Among DeSimone’s notable inventions is an environmentally friendly manufacturing process that relies on supercritical carbon dioxide instead of water and bio-persistent surfactants (detergents) for the creation of fluoropolymers or high-performance plastics, such as Teflon®.

In 2002, DeSimone, along with Dr. Richard Stack, a cardiologist at Duke, co-founded Bioabsorbable Vascular Solutions (BVS) to commercialize a fully bioabsorbable, drug-eluting stent. BVS was acquired by Guidant Corporation in 2003 and these stents are now being evaluated in a series of international clinical trials led by Abbott, enrolling over 1000 patients as of November 2009, for the treatment of coronary artery disease.

With the PRINT technology developed in the DeSimone lab, DeSimone’s group is now heavily focused on bringing the precision, uniformity, and mass production techniques associated with the fabrication of nanoscale features found in the microelectronics industry to the nano-medicine field for the fabrication and delivery of vaccines and therapeutics for the treatment and prevention of diseases.

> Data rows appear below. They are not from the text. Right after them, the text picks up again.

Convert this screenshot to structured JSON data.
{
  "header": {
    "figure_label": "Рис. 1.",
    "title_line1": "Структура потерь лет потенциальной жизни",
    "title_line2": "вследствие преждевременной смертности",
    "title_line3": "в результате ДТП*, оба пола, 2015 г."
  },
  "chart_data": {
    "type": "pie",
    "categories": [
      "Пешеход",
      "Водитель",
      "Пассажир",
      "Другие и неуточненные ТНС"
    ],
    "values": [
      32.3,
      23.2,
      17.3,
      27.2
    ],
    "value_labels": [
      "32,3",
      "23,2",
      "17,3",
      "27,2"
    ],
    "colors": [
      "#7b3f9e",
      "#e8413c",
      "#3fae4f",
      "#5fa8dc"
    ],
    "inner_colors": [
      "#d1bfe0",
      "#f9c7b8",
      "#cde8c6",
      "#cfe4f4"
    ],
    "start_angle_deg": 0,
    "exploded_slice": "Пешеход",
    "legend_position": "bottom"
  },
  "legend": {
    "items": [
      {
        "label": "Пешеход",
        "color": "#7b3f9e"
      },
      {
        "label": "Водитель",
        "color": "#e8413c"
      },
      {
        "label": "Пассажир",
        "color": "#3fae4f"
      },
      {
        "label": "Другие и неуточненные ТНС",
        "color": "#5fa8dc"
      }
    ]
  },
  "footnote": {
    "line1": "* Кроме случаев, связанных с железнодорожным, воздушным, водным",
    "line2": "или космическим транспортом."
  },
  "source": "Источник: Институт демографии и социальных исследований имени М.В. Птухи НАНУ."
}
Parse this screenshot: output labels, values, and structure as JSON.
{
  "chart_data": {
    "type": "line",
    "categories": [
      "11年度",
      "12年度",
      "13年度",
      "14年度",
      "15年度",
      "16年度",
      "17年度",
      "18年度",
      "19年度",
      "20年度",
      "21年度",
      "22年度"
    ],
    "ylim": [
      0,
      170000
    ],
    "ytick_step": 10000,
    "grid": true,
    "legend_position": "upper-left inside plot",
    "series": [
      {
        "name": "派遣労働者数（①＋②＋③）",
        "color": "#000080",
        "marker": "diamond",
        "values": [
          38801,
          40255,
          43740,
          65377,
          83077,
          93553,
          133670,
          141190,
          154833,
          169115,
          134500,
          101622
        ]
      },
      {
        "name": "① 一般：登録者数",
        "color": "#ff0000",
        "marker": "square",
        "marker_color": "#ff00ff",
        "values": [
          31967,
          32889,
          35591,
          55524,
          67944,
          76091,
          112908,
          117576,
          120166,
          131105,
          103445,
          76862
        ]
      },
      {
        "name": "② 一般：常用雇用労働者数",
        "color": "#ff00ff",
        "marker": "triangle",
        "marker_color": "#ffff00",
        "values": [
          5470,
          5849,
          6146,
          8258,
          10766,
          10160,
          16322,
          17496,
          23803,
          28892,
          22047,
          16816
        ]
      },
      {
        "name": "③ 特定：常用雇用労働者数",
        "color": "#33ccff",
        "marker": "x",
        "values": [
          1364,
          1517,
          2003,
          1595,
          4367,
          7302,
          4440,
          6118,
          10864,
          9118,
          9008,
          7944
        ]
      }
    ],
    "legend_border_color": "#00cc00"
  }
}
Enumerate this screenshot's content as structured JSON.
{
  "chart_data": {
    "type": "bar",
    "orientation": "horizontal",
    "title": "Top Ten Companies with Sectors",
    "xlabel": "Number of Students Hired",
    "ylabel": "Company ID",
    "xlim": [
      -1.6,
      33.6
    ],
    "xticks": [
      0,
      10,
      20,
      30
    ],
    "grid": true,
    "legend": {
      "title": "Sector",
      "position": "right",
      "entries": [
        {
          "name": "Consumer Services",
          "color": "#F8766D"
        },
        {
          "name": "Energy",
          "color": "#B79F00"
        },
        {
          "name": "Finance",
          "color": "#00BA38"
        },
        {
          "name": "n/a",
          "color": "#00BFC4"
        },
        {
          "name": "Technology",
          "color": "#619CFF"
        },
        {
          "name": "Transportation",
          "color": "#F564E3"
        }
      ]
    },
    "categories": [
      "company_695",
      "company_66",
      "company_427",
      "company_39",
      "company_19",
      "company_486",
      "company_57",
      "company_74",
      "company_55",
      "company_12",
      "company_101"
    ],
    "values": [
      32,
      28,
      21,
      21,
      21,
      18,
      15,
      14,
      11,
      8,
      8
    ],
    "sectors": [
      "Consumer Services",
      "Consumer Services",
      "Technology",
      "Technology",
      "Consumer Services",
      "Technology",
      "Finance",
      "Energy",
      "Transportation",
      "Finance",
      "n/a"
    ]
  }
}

DeSimone recently launched Liquidia Technologies (, which now employs roughly 50 people in RTP and has raised over $50 million in venture financing. DeSimone’s laboratory and the PRINT technology recently became a foundation for the new $20 million Carolina Center for Cancer Nanotechnology Excellence funded by the National Cancer Institute. DeSimone received his BS in Chemistry in 1986 from Ursinus College in Collegeville, and his Ph.D. in Chemistry in 1990 from Virginia Tech.